JAKARTA, iNewsTangsel.id - Pendeta Gomar Gultom menilai langkah mundur dilakukan pemerintah dalam proses demokrasi yang telah diperjuangkan saat reformasi 1998.
Pendapat ini menanggapi usulan Kepala Badan Nasiojal Penanggulangan Terorisme (BNPT), Rycko Amelza Dahniel tentang Kontrol Pemerintah atas Rumah Ibadah.
"Kita sudah menyepakati demokrasi menjadi sistem atau kendaraan bagi kita sebagaip bangsa untuk mencapai masyarakat adil dan makmur," katanya belum lama ini.
Negara harus percaya rakyatnya bisa mengatur dirinya termasuk pengelolaan rumah ibadah. lantaran masyarakat semakin demokratis.
"Pemikiran Rycko yang menghendaki agar pemerintah mengawasi setiap agenda ibadah di tempat ibadah serta mengawasi tokoh agama yang menyampaikan dakwah menunjukkan sikap frustrasi pemerintah yang tak mampu mengatasi masalah radikalisme," ucapnya.
Dengan begitu arus balik dari cita-cita reformasi dan akan membawa bangsa Indonesia kepada suasana etatisme pada masa orde baru.

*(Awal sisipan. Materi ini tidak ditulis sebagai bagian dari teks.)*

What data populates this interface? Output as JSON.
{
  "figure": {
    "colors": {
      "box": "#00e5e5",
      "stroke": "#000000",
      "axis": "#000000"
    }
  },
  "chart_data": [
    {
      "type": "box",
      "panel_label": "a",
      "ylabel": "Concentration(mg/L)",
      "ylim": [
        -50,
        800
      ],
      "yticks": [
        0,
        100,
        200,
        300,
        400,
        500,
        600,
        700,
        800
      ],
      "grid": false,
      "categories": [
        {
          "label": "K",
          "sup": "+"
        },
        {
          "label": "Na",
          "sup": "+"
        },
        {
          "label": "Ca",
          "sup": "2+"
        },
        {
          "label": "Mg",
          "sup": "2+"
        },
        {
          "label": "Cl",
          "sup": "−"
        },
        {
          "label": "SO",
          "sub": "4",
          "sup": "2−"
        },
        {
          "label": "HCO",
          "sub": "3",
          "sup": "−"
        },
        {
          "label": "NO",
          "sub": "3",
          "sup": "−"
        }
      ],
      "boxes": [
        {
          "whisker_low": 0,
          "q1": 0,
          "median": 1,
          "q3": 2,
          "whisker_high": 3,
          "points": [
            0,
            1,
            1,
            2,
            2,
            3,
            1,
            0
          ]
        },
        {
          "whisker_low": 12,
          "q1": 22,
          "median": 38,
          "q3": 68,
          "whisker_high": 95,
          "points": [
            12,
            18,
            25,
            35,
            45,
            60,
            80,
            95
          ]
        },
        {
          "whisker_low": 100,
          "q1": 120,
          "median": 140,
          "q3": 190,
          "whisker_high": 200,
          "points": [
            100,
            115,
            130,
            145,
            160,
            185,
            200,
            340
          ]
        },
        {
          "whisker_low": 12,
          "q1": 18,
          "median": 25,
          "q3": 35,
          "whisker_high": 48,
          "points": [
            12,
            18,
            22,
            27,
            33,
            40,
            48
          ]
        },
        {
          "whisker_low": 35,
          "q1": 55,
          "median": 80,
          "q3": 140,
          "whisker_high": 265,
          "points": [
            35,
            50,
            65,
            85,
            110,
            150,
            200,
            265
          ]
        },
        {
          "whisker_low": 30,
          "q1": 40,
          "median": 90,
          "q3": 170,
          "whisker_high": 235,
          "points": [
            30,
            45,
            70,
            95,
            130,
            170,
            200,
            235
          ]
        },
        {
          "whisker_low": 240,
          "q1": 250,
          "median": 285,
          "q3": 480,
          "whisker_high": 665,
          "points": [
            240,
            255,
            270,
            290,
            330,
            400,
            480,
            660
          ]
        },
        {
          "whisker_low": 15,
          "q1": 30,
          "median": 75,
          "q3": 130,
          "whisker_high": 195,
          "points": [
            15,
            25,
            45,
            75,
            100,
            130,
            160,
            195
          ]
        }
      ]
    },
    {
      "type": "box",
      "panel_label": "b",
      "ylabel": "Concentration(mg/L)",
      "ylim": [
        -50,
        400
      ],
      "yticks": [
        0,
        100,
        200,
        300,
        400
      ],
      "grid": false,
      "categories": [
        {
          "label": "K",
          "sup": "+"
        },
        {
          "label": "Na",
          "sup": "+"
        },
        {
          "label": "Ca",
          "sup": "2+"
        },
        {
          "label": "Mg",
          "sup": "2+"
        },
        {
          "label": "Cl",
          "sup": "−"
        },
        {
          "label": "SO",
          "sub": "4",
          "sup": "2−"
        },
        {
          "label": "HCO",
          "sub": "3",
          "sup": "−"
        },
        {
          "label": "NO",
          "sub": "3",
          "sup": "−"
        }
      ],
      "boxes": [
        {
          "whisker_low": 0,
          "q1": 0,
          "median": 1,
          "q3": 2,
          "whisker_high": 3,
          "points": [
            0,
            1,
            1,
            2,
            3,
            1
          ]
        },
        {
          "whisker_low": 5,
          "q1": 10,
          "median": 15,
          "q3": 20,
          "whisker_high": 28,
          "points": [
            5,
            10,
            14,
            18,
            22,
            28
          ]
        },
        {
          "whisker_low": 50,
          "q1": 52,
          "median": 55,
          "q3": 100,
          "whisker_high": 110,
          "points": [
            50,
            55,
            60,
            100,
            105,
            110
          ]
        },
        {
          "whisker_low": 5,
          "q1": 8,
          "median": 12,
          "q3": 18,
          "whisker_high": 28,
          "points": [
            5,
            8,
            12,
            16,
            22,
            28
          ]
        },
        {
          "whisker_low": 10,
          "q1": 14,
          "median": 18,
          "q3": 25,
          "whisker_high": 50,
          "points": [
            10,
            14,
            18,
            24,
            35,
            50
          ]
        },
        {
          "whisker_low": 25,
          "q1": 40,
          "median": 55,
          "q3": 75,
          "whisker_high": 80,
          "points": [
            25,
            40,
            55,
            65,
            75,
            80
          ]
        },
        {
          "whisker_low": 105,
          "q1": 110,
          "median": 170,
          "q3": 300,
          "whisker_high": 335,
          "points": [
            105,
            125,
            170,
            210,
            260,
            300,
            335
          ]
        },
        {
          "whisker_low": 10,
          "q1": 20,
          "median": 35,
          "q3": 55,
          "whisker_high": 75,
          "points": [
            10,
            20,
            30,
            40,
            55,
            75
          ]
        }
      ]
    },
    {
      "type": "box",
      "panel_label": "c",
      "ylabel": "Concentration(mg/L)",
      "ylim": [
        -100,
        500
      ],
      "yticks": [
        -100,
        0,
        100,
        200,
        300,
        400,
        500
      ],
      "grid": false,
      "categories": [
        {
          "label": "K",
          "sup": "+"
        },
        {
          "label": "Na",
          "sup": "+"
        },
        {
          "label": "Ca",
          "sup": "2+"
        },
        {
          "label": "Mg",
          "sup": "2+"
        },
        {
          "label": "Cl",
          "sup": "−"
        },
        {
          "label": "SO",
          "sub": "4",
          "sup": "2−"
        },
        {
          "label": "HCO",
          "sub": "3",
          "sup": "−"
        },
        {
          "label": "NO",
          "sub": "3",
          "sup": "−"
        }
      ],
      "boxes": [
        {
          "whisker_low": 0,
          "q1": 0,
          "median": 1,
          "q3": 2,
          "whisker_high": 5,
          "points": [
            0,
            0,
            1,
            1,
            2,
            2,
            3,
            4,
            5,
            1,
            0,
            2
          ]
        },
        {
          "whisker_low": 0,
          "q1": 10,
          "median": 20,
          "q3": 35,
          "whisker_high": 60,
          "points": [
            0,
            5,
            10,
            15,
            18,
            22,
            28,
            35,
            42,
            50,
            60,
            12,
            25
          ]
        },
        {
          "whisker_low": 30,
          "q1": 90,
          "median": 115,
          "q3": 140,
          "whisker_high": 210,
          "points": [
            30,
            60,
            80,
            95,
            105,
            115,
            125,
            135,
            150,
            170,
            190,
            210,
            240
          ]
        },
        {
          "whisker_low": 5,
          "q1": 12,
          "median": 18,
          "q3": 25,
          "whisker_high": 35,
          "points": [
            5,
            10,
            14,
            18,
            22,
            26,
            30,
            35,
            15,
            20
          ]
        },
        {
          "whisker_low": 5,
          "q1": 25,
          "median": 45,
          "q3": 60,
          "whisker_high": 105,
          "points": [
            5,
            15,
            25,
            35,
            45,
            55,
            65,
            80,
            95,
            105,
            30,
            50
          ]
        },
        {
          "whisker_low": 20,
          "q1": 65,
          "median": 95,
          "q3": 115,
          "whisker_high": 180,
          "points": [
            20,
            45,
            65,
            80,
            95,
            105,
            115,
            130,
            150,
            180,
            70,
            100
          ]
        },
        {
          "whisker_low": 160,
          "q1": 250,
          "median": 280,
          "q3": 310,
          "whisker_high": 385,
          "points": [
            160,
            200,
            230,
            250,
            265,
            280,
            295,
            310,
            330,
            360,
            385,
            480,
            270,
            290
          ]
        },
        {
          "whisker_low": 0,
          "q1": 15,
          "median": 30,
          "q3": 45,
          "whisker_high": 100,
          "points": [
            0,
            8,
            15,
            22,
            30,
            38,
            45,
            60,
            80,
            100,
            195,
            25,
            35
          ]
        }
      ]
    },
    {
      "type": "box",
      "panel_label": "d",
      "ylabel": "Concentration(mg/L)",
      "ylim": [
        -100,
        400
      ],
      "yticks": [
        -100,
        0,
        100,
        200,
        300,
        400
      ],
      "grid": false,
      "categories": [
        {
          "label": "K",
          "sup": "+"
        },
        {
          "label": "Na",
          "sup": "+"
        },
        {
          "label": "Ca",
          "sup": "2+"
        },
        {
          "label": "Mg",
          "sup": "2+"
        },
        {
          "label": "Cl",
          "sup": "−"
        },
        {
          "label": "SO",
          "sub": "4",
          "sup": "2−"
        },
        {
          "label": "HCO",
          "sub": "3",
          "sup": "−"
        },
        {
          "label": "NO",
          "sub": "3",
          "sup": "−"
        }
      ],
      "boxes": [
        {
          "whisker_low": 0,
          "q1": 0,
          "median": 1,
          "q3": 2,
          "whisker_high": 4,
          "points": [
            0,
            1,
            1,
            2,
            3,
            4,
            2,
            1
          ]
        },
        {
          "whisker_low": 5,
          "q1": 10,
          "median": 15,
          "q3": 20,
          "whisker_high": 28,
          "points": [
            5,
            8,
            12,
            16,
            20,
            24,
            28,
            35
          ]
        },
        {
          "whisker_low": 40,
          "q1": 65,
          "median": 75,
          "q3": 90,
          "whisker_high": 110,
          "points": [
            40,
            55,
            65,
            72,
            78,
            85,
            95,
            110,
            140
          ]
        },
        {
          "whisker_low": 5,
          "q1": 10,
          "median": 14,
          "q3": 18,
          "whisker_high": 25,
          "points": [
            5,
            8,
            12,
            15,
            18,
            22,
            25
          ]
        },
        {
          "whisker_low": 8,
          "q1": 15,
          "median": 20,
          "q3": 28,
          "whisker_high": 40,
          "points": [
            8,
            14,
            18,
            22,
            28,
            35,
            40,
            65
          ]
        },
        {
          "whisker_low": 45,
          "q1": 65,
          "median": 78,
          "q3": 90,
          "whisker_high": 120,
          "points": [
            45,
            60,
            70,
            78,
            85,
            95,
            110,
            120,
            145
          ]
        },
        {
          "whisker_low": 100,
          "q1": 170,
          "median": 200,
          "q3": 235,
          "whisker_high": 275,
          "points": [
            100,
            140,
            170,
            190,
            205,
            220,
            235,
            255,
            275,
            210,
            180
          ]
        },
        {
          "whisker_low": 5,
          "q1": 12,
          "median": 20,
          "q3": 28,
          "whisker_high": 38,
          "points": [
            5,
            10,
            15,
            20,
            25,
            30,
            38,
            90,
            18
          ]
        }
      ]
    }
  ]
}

"Masalah yang kita hadapi kini adalah kurang tegasnya pemerintah menghadapi berbagai ujaran kebencian yang mendorong budaya kekerasan di tengah masyarakat," tuturnya.
Pendeta Gomar Gultom meneruskan perilaku intoleran yang disertai dengan tindak kekerasan, apalagi atas nama agama, sering luput dari tindakan hukum oleh negara.
"Peradaban yang mengedepankan mereka yang bersuara keras, atau mengedepankan kebencian dan kekerasan, ini yang perlu mendapat perhatian kita bersama, untuk segera dihentikan," tuturnya.
"Saya lebih meminta keseriusan dan tindakan tegas pemerintah atas ujaran kebencian, aksi intoleran dan tindak kekerasan, seturut hukum yang berlaku".
Hal lain yang mendesak dilakukan bersama oleh seluruh elemen bangsa, ujar Pendeta Gomar Gultom, adalah pembudayaan cinta damai dan cinta kemanusiaan.
"Menjadi tugas bersama untuk mendidik masyarakat untuk sedia menerima mereka yang berbeda, serta mengakomodasinya dalam membangun hidup bersama, termasuk mengakomodasi kebutuhan akan rumah ibadah, oleh umat beragamana apapun," ujarnya.
Pemerintah perlu lebih peka mendengar kritik masyarakat, termasuk dari para tokoh agama atau pemdakwah, dan jangan terlalu cepat menghakiminya sebagai bagian dari radikalisme.